MacGruber is filled with every kind of joke about every kind of action trope known in the genre. I swear some of the people who got up and left the theater at the screening I attended thought they were going into a legit action film. Now, that speaks to their lack of attention during the trailers that ran on TV, but it also speaks to how well the aesthetic resembles that of a C-grade action film (even the CGI blood is inspired). When watching a comedy where the most subtle joke is naming your villain Dieter von Cunth, then you know what kind of movie you're in for, and you either giver yourself to its "charms" or you find yourself annoyed by its constant need to be found funny (and I can see why people really dislike Forte). I found the film to be an inspired riff on a genre that has been long dead thanks to the pressing need by Michael Bay and J.J. Abrams and people of their ilk to make action films so serious.

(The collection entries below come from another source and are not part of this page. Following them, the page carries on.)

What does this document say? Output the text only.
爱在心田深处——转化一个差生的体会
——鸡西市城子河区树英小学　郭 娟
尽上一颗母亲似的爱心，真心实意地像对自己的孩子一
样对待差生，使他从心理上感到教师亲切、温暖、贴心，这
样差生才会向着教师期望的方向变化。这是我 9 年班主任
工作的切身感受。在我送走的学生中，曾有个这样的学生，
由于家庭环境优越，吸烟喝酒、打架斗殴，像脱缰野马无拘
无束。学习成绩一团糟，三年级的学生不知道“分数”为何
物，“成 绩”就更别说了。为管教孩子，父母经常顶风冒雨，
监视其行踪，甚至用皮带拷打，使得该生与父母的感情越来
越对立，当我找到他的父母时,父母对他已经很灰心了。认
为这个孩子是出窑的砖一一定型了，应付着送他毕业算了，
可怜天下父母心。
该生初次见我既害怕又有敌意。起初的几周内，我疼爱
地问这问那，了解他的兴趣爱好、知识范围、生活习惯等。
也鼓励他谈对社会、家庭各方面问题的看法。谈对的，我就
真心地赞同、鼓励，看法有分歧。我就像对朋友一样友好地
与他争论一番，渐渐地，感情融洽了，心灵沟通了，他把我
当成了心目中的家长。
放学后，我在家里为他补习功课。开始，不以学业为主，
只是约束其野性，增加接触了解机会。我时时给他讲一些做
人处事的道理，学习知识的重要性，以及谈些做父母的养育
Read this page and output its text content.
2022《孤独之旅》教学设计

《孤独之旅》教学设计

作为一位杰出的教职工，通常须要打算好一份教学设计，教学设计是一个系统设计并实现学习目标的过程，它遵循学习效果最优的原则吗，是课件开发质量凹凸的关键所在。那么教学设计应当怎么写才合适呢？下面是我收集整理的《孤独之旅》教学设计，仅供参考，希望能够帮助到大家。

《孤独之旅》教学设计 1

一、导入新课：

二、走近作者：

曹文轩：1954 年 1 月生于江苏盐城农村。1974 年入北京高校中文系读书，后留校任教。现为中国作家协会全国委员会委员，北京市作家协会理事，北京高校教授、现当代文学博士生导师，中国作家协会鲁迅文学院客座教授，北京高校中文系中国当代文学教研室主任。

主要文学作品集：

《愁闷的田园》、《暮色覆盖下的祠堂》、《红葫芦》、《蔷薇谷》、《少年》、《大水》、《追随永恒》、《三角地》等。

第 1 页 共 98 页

Every montage (like any good training scene from a Jean-Claude Van Damm movie), the classic opening where the Army Brass must visit a far off village to find the unstoppable killing machine so that he can do one last job for his country (Rambo), the requisite scene of two guys shaking hands like they're getting ready to arm wrestle and the camera zooming in on their biceps (Predator, pictured above), every explosion (duh), the harshly lit and rain drenched exterior shots at the cemetery (any Tony Scott film), the sun drenched interiors where you can see the setting sun through the venetian blinds as the characters contemplate how they're going get the bad guy (again, Tony Scott), the gratuitous sex scene (again, duh), and the throat rippings (Road House)…they all felt inspired to me, and I have no shame in admitting that I laughed a lot during this movie. It's not a film for everyone, and I can't even blame those people who got up and walked out of the theater, but I found this to be pretty "classic MacGruber".